Margarita M. Maramis
Consultant psychiatrist in Biological Psychiatry and Neuroscience Division, lecturer at
Psychiatric Department Dr. Soetomo General Teaching Hospital – Universitas Airlangga,
Surabaya

Abstract
Stress has profound effects on the structure and function of the brain at the cellular and
subcellular levels. The response of the brain to stressors is a complex process involving multiple
interacting system such as neurotransmitter, neuroendocrine, neuroimmune, autonomic nervous
system, apoptotic cascade, intracellular process, etc.

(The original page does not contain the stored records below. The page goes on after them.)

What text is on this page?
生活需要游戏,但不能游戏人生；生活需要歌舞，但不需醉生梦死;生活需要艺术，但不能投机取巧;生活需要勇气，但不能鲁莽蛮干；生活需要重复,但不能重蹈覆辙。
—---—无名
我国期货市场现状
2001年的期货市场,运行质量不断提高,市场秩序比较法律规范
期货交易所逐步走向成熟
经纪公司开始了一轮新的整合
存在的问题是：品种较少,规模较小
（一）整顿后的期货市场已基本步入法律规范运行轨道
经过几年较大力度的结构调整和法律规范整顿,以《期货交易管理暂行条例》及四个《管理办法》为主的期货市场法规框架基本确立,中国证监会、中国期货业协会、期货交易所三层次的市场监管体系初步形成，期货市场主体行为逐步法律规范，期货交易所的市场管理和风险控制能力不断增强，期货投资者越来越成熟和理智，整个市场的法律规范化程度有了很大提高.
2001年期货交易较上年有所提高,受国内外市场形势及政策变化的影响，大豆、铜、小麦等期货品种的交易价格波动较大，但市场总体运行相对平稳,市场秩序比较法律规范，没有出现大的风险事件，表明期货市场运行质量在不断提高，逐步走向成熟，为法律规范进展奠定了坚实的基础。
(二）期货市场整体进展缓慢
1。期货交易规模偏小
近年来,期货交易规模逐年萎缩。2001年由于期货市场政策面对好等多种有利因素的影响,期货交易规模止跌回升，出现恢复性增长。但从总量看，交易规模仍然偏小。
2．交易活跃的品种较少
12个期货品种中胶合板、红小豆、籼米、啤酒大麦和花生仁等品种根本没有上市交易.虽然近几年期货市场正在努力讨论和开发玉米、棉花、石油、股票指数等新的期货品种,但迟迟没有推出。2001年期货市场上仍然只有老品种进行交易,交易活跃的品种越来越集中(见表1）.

The major areas of the brain most affected by stress are the hippocampus, prefrontal cortex, and
amygdala, probably because these areas contain abundant glucocorticoid receptors. Additionally,
neurons in these regions are known to be highly plastic, both functionally and structurally, in
response to repetitive activation. Neurons in the hippocampus, prefrontal cortex, and amygdala
are highly sensitive to stressful stimuli, resulting in significant changes in their structure and
function even at the molecular level.
Long has been known that stress response of neuroendocrine system is through HPA axis
(Hypothalamus-pituitary axis). This will lead to release cortisol and its feedback system. In the
neuroimmune system, there is also activation of cytokines, which is in turn influence
neurotransmitter system, neuroendocrine system and autonomic nervous system as well.
Therefore, recovery of stress-induced changes in neural architecture after stress is not a
“reversal” but a form of neuroplasticity adaptation. Intervention such as psychopharmacology
and psychotherapy is given to stimulate this neuroplasticity adaptation.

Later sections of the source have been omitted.